Cooperative inhibition of actin filaments in the absence of tropomyosin

We measured the inhibition of actin activated myosin subfragment-1 MgATPase activity in a solution containing no added KCl (5 mM PIPES.K2 (pH 7.1), 2.5 mM MgCl2, 1 mM DTT, 1 mM NaN3, 5 mM MgATP). Maximal inhibition was observed with substoichiometric concentrations of caldesmon, caldesmon domain 4, troponin and troponin I. In six experiments using different preparations of actin, S-1 and caldesmon 50% inhibition required 0.09 ± 0.01 (sem) caldesmon added per actin. This compares with 0.66 ± 0.32 (sem, n = 5) caldesmon per actin for 50% inhibition in the presence of 60 mM KCl. With caldesmon domain 4, 50% inhibition was achieved with 0.17 ± 0.08 (n = 11) domain 4 added per actin. We measured the amount of caldesmon bound at the same time as inhibition. Complete inhibition of actin activated ATPase needed only one caldesmon bound per 5.0 ± 0.5 (sem, n = 5) actin monomers or one caldesmon domain 4 bound per 3.9 ± 0.6 (sem, n = 3) actin monomers at zero KCl. We conclude that under these conditions inhibition of actin is cooperative despite the absence of tropomyosin. We measured the effect of caldesmon inhibition upon S-1 binding to actin.
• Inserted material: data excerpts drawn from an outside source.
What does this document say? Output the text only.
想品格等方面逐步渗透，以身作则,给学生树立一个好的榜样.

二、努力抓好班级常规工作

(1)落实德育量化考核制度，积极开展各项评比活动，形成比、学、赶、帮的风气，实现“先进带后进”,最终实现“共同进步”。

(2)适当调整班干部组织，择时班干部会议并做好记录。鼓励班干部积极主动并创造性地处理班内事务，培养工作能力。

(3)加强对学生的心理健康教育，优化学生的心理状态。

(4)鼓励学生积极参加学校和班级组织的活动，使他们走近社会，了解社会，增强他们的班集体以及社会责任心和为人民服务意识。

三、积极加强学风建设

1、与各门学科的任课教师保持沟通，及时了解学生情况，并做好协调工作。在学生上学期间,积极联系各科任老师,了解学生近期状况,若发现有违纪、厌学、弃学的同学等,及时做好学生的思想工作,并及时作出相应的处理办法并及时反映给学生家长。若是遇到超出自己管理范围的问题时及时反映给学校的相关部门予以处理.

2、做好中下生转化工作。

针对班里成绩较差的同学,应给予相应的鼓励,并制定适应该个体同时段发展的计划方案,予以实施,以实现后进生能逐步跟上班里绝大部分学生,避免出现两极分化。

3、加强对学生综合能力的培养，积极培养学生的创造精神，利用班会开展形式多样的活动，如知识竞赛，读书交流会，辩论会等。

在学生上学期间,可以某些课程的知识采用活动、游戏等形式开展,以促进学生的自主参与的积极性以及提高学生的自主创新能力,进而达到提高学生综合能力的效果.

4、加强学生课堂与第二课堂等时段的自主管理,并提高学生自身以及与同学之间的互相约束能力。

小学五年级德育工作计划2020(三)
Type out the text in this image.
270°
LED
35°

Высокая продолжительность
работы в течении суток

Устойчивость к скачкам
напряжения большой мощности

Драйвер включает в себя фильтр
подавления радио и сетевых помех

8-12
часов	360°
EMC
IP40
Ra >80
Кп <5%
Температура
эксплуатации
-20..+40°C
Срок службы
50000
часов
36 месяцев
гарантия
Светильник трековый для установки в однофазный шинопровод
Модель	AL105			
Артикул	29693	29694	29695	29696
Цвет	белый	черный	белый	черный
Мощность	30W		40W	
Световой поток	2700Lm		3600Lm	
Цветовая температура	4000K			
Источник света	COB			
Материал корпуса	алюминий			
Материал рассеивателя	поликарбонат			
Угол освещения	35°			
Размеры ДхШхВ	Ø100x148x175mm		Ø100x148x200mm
S-1.ADP.Pi (weak binding) was not affected by caldesmon concentrations giving 80% inhibition, however S-1.ADP (strong binding) was highly cooperative, being very weak at <0.3 μM but indistinguishable from uninhibited actin at >2 μM S-1.ADP. We conclude that actin can exist in two activity states corresponding to the ‘on’ and ‘off’ states of actin–tropomyosin and inhibitory proteins function as allosteric-cooperative inhibitors of actin. The implications of these findings for the role of tropomyosin in thin filament regulation are discussed.